With the blog came an unspoken commitment. Russell and Pascal could have stopped having breakfast at any time, and no one would have noticed. The blog was a product of their friendship that symbolized their intent to take it deeper and make it last. The blog was Russell’s way of saying “I’m willing to talk”—for so long, he hadn’t wanted to out of fear of damaging a believer’s faith. It was Pascal’s way of saying “I’m standing by you, no matter what.” It was their way of inviting me, inviting you, to the table—to the bridge.
With his very first post on February 13th, 2014, Pascal reached out a hand to the skeptic. Together a Christ-follower and an atheist erected a public bridge over a chasm where bridges have been burned time and time again. Post by post, the bridge has been reinforced, and hundreds of people have explored it. What does “gentleness and respect” mean? No matches allowed. One year later, the bridge still stands.
That bridge means the world to me. I’m somewhere between overwhelming doubt and sure and sufficient reasons to believe, but I’m in a safe place. I’m not grasping wildly at something to hold onto. I’m not stuck in a swamp. My feet are planted alongside others who have joined me on the journey…all because two people built a bridge. They opened it to you and me a year ago today.

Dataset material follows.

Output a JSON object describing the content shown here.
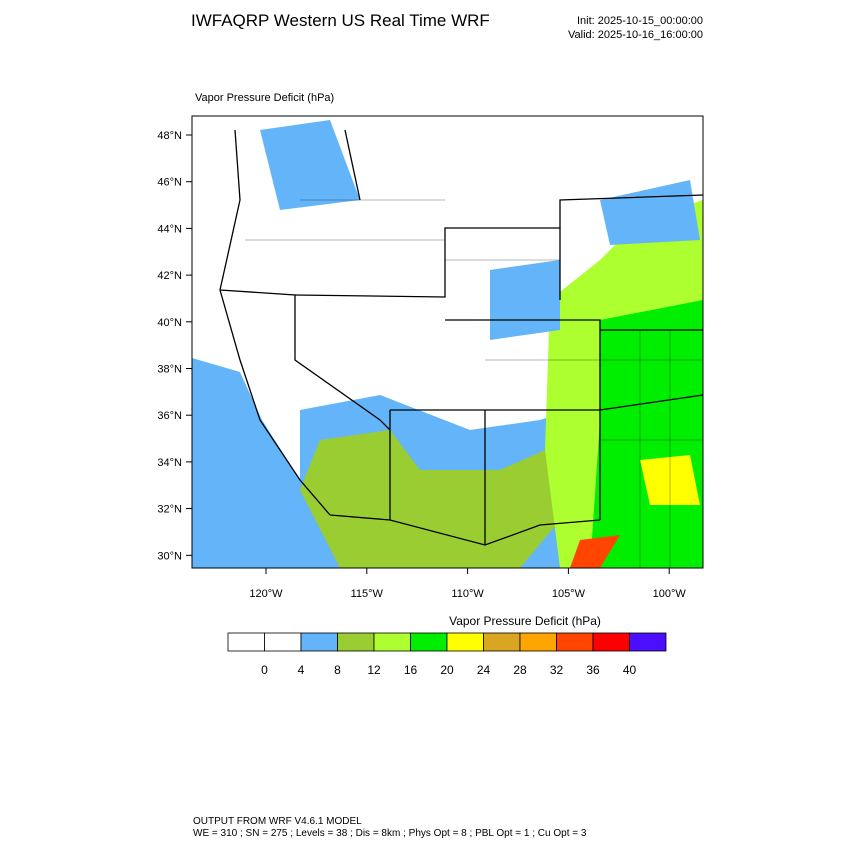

Go back with me another year—February 13th, 2013. I was following the reading plan in my journaling Bible (a gift from Pascal). The assigned reading for the day included Psalm 40. I read the first verses of the Psalm and wrote in the margin “Could these words be for me?” These were the words I wanted to claim on that day:
“1 I waited patiently for the LORD; he inclined to me and heard my cry. 2 He drew me up from the pit of destruction, out of the miry bog, and set my feet upon a rock, making my steps secure. 3 He put a new song in my mouth, a song of praise to our God. Many will see and fear, and put their trust in the LORD.”
To be drawn up out of a pit—for my steps to be made secure. That was my sincere prayer on February 13th, 2013. On February 13th, 2014, a bridge was built. It stands today, February 13th, 2015, and I have hope that it is somehow an answer to my question—Could these words be for me? I may not have sure and sufficient reasons, but I can be sure-footed on the bridge—not stuck in a miry bog. I don’t like where I came from and I’m not sure where I’m going—but wherever I am between the two, I am held up. I am supported. I am not alone.
Pascal, my dear brother—thank you for writing your very first post about your call to the skeptic one year ago today. Russell, my beloved husband—thank you for writing him back, again and again and again. I love you both deeply, and I congratulate you on one year of writing here. I eagerly look forward to the start of a new year of gentle and respectful conversation on the bridge that will never burn.